On voyagera donc là où nos pas nous mènent. Entre 55 % d’humidité et 22, 23 °C, sans l’ombre d’une poussière ou d’un rayon de soleil, attention fragile. Car les plus anciennes ont 12 000 ans, sont en fibre de yucca et ont été retrouvées dans une grotte américaine. Le reste décline la fourrure de renne, la peau de phoque ou d’ours blanc, la soie, le cuir, le bois, la paille, la nacre, les perles, les grelots et même les minicymbales. On y trouve de tout, et c’est beaucoup, des tongs, des spartiates, des mules, des socques, des santiags, des chopines, des patins, des sabots, des Jin Lian, des kab-kab, des tabi. Et même les pantoufles Donald et Mickey, les originales, merci tonton Walt, les bottes de la garde royale anglaise très A.F. Vandevorst ou encore les escarpins du premier bal de la reine Juliana des Pays-Bas, orange, évidemment.

On pourrait raconter l’histoire de chacune de ces merveilles, comme ces tongs que l’on porte au Bouthan, dans les temples ; ils sont en bois, les semelles ont la forme d’un poisson, entre le gros orteil et le deuxième, une boule, destinée à faire taire toute envie sexuelle déplacée en ces lieux saints, par-dessus, une fleur de lotus qui s’ouvre et se ferme à chaque pas, quel raffinement. Ou ces chaussons australiens qui ressemblent à des nids d’oiseau, tricotés en plumes d’émeu, cheveux et laine de chameau, et servent à accomplir une vengeance particulièrement codifiée, portés par un bourreau désigné qui doit poignarder le c£ur de la victime, faire tomber des gouttes de sang sur les chaussures, laisser les doigts du chef farfouiller dans la plaie, afin que personne ne sache l’heure du coup mortel ni l’endroit d’où venait le vengeur, à pas de loup – l’homme est décidément inventif et les chausseurs aussi.

Fétichisme talonné

Au sous-sol, toujours, dans une petite pièce blanche, l’autre versant de la collection de William Habraken, sa madeleine de Proust, datée xxe et xxie siècles. Des babies Courrèges, des escarpins griffés Christian Dior ou Christian Louboutin, les crazy shoes de Théa Bracadabra, les plates-formes de Vivienne Westwood, les reliques Mary Quant ou les low boots transparents de Thierry Mugler.

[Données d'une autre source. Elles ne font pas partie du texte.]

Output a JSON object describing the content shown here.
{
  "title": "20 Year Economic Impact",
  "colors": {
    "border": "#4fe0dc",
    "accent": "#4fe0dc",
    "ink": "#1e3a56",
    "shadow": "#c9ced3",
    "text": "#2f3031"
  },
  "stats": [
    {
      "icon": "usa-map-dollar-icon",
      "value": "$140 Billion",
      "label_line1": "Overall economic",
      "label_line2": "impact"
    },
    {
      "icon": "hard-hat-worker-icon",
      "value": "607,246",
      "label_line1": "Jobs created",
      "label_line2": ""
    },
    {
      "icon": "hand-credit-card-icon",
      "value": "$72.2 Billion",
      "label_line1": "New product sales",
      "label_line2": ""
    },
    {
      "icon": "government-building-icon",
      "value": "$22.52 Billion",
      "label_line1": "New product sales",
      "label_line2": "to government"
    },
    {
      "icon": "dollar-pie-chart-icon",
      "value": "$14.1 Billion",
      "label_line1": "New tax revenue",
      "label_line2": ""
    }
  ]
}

Surtout ne pas négliger ces escarpins rouges pas si vertigineux, désirés, pensés, commandés et portés par Marilyn Monroe. Une légère échancrure afin de laisser entrevoir deux orteils, au-dessus comme un bouton qui ne fermerait rien, un petit brillant, l’allusion est érotique. Où Norma Jean Baker allait-elle chercher cet art-là de la suggestion  » hot  » ? Il n’est pas interdit de penser alors tout bas que ce musée pourrait avoir quelque chose à voir avec le fétichisme. Mais comme sur cette Terre, on n’ignore pas qu’on n’est pas la seule à en être atteinte, on s’en fiche. Quand il s’agit de chaussure, et donc de pied, rien n’est jamais innocent, tout est toujours symbolique. Dans le jardin du musée, une sculpture cinétique de George Rickey se joue du vent. Du grand art.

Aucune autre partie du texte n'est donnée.